I went over and kissed the back of her neck. “I didn’t have a chance to call,” I said. “I was hoping you’d be here.”

“Gimme a minute, sweetie,” she mumbled.

“Working on a story?”

“Mmm.”

I threw my trench coat over the back of a chair, followed my nose into the kitchen, and lifted the lid off the pot that was simmering on the stove. I took a sniff, then went back into the living room. “Lentils, huh?” I said.

She looked up, poked her glasses up onto the bridge of her nose with her forefinger, and smiled. “Lentils are very good for you.”

“You don’t mind if I add some hot sausages, do you?”

“Hot sausages taste good,” she said. “An unbeatable combination, lentils and sausages. Something that tastes good to neutralize something that’s good for you. I brought garlic bread and salad stuff, too, if you want to throw it together.”

In the refrigerator there were half a dozen Italian sausages that I had grilled a couple of days earlier. I cut them into bite-sized chunks and added them to Alex’s lentil soup. I tossed a green salad in a wooden bowl and put the loaf of garlic bread into the oven and set it for “warm.” Then I poured two fingers of Rebel Yell over a glass of ice cubes. I took the glass into the bedroom, where I climbed out of my suit and into a pair of jeans and a flannel shirt.

When I returned to the living room, Alex was sipping from a bottle of Samuel Adams lager and watching the television. I paused in the doorway and gazed at her sprawled on my sofa, dressed in my baggy old sweatpants, with a pencil stuck over her ear and her glasses slipped down toward the end of her nose. She looked incredibly sexy.

I’d met her in May. Within a few weeks we were exchanging “sleepovers,” and on Labor Day weekend we’d exchanged house keys. During my entire ten years of divorced bachelorhood, I’d never done anything like that.

Oh, we kept our separate apartments—hers on Marlborough Street in Back Bay and mine in the high-rise overlooking Boston Harbor. We did not quite concede that we were living together. But that’s about what it amounted to.

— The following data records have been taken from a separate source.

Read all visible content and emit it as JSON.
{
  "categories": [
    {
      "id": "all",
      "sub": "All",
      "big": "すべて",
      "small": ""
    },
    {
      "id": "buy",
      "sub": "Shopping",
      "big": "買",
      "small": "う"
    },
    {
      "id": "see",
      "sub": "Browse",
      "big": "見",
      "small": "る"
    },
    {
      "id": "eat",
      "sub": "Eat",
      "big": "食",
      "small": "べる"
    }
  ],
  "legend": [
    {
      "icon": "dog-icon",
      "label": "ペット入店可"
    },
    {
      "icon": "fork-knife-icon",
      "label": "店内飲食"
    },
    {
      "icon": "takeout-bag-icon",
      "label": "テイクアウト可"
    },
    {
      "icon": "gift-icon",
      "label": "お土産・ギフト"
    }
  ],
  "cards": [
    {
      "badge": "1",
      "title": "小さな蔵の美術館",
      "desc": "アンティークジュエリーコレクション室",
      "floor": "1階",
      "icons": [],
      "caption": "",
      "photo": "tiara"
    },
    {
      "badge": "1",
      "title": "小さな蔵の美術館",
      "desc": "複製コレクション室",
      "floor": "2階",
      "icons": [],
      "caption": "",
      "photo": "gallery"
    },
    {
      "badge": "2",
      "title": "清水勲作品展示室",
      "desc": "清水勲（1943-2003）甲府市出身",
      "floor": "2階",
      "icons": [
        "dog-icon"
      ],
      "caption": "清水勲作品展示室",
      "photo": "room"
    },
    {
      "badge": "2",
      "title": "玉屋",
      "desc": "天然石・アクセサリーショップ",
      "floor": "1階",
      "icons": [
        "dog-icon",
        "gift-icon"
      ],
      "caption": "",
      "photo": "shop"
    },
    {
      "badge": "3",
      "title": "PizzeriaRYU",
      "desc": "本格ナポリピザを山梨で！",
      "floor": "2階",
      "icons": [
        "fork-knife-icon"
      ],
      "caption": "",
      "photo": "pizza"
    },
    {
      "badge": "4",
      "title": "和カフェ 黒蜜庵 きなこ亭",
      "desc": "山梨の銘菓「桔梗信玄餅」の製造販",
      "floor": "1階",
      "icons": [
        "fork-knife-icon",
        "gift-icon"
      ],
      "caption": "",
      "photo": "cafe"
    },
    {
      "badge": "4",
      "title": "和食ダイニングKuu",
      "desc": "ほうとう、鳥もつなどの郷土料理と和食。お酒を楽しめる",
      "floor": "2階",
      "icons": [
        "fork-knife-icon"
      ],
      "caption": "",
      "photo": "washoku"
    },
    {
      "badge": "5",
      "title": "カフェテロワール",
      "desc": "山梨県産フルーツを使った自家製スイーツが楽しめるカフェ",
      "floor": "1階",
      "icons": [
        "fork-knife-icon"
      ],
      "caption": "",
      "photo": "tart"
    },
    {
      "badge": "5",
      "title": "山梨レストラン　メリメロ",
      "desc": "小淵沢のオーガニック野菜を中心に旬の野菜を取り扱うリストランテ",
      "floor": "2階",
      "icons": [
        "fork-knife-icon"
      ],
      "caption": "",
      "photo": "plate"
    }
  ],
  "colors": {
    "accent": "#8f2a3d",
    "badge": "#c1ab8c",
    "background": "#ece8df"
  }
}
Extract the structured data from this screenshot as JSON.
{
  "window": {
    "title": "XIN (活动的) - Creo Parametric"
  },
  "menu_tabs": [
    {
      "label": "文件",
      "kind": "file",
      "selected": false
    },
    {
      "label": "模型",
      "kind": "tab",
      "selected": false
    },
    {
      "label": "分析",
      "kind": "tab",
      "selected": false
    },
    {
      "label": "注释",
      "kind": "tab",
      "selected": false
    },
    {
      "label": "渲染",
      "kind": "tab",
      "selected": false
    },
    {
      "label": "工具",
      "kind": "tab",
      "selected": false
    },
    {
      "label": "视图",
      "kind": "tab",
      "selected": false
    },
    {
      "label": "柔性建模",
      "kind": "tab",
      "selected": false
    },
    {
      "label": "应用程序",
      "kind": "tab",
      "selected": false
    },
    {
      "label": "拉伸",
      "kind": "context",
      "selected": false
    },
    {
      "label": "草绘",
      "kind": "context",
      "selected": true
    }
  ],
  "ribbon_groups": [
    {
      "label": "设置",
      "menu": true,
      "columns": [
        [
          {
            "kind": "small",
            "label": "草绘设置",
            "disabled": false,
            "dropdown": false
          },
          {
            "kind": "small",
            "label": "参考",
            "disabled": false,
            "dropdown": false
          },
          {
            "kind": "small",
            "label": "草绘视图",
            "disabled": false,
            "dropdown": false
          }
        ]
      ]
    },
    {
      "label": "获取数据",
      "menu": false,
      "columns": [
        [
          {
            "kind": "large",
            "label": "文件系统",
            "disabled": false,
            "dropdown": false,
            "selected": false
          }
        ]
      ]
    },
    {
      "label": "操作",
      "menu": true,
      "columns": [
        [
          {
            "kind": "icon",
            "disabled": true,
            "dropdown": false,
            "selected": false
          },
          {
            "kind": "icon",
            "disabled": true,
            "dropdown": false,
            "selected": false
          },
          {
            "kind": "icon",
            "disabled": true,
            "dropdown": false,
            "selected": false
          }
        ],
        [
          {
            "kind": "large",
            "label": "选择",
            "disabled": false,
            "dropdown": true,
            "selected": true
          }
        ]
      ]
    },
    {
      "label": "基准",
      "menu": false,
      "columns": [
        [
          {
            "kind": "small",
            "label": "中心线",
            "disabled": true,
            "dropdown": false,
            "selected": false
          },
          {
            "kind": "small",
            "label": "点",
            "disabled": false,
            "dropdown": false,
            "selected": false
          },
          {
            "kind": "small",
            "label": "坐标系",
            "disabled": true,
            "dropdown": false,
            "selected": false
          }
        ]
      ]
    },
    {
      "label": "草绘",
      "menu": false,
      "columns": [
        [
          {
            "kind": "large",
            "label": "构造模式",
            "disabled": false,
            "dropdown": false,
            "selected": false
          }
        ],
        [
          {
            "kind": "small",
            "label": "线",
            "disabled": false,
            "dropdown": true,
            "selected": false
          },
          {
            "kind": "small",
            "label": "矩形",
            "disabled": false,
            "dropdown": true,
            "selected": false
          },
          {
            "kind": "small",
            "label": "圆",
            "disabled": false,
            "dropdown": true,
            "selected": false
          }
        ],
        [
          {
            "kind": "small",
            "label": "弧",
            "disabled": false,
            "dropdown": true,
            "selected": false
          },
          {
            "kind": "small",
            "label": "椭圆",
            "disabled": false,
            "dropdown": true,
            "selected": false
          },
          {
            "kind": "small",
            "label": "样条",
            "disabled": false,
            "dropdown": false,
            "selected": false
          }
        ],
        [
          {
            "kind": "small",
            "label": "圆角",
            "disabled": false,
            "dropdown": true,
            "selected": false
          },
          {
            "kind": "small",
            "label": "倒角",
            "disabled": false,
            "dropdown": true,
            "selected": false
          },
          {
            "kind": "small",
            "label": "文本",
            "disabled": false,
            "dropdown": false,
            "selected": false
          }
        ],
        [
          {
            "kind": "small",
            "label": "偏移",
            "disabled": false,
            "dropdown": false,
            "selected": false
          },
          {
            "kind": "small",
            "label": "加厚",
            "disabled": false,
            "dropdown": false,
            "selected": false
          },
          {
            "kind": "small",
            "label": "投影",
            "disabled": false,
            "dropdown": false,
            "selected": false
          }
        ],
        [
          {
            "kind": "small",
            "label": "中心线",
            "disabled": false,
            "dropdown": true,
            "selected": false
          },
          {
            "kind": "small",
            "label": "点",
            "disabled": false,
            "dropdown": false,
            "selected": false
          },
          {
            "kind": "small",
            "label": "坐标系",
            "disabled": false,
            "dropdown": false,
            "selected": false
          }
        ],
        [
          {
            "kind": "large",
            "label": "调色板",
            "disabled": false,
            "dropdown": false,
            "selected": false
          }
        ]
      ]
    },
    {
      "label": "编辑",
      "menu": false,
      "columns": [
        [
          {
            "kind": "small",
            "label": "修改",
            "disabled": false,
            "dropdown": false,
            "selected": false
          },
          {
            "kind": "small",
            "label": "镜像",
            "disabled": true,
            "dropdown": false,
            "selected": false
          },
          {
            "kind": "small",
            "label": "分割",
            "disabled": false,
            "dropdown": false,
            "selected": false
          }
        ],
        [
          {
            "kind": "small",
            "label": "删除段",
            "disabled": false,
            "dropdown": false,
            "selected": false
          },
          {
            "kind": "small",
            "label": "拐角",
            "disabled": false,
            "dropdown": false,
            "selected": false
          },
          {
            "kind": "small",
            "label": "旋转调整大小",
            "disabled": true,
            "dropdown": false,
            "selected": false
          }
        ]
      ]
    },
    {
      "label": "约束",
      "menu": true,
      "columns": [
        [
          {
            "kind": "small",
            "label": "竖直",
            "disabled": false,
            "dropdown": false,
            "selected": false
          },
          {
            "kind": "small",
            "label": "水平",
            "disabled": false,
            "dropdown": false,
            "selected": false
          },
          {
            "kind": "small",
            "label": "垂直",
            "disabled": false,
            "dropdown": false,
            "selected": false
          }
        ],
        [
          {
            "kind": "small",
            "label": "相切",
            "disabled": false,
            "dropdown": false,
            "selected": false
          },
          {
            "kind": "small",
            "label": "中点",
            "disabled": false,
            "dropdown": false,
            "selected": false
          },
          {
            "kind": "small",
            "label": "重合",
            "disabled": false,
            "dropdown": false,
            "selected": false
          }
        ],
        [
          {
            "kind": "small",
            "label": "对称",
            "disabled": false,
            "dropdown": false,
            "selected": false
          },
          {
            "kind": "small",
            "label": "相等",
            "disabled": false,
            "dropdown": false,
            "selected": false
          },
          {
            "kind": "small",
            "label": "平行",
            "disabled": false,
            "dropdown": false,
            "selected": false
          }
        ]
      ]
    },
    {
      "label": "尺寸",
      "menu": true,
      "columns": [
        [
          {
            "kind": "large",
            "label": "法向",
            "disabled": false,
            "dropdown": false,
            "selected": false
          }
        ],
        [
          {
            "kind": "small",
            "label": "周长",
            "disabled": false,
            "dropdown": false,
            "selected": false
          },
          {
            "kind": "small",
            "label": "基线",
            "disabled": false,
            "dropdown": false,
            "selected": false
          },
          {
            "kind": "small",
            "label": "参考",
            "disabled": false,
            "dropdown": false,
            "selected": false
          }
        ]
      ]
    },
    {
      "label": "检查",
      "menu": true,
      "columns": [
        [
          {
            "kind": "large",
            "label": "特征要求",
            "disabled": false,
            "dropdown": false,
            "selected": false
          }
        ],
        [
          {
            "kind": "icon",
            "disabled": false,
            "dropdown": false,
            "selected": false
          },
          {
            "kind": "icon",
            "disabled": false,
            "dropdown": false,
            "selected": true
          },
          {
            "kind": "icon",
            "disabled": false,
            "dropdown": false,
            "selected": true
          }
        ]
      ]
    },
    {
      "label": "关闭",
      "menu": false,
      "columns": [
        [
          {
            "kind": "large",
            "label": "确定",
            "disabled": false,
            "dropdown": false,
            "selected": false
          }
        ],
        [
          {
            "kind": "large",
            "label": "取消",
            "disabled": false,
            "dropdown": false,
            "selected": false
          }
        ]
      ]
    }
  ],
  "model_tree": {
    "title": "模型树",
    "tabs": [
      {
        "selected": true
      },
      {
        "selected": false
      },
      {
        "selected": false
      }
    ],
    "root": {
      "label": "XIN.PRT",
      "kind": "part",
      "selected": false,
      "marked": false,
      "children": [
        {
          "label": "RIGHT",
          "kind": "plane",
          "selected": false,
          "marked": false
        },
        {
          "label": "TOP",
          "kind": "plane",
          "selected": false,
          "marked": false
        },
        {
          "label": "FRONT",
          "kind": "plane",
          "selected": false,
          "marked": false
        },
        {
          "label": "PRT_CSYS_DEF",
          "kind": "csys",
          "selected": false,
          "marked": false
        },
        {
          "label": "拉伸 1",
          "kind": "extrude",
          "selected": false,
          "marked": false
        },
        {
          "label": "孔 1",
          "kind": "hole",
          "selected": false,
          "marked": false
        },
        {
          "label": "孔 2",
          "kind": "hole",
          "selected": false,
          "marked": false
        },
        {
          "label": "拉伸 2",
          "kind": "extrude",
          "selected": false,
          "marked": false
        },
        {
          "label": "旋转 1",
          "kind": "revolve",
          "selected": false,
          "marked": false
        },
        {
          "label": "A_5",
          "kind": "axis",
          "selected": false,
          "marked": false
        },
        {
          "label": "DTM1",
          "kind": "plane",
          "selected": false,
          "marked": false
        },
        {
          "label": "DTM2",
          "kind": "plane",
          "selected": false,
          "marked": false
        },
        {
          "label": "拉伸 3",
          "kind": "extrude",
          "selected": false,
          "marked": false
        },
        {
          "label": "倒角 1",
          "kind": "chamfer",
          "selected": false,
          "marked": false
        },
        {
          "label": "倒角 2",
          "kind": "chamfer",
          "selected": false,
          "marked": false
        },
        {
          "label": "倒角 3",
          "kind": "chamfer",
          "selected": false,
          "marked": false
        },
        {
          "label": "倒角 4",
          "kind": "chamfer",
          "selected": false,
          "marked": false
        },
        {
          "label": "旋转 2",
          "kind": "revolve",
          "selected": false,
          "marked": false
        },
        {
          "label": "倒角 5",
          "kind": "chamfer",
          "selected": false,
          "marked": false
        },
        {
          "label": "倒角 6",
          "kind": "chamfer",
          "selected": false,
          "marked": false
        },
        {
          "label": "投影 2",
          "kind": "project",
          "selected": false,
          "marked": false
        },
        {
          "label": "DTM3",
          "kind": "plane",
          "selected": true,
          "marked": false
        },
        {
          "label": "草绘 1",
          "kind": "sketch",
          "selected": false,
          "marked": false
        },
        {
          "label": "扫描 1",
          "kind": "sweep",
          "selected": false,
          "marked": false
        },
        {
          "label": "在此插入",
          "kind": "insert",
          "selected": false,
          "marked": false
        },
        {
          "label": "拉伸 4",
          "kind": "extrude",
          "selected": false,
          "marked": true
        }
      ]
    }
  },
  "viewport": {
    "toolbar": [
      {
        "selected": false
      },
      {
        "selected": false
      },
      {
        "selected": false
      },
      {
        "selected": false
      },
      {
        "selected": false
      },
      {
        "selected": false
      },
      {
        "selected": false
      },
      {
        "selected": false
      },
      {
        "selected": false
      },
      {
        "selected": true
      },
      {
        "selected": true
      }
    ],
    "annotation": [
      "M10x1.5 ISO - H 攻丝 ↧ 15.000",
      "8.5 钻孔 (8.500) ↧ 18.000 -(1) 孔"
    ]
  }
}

It should have felt strange and stressful to a man who’d been alone for a decade and had conscientiously avoided making any commitments to a woman in that time. But it didn’t. With Alex, it felt natural and logical.

“Macedonia,” she called out suddenly.

“What is
Macedonia,” I corrected. “You’ve got to give the question.”

She nodded without taking her eyes from the television, and a moment later she said, “Carthage!
What is
Carthage, I mean.”

I slumped onto the sofa beside her. She leaned her cheek toward me and I gave her a loud, wet kiss.